Doris, die Fußfreundin
Sollte dieses Ereignis tatsächlich der Beginn
einer Leidenschaft werden? Martin kannte Doris schon viele Jahre
lang. Er war ein sehr guter Zuhörer und immer für Doris da,
wenn Sie einfach nur Reden wollte. Halt wirklich gute "Freunde".
Oft haben sie sich zum Frühstücken verabredet und saßen dann
nicht selten Stunden lang in der Küche und redeten, alberten rum
und lachten zusammen. Keiner der Beiden wäre je auf die Idee
gekommen, daß sich zwischen ihnen mehr entwickeln könnte. Sie
glaubten voneinander, gar nicht zusammen zu passen.

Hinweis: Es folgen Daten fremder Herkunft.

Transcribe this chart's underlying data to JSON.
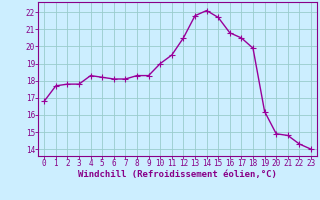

An jenem Morgen ging es Doris so richtig mies. Sie war mit sich
und dem Rest der Welt total unzufrieden. Martin saß meistens
rechts von ihr auf der kurzen Eckbank. Er stand auf, um noch
Kaffee aufzuschütten. Die Einbauküche befand sich gegenüber
der langen Tischseite, so daß Doris mit dem Rücken zu Martin saß.
Als Martin sich umdrehte sah er daß Doris sich mit den Ellbogen
auf den Tisch gestützt hatte und die Hände ihren Kopf hielten.
Er näherte sich ihr und legte vorsichtig seine Hände auf ihre
Schultern. Etwas zaghaft und vorsichtig begann er, Doris die
Schultern zu massieren. Dabei bemerkte er, daß Doris den Kopf
hin und her drehte und kurze Laute des Wohlbefindens ausstieß.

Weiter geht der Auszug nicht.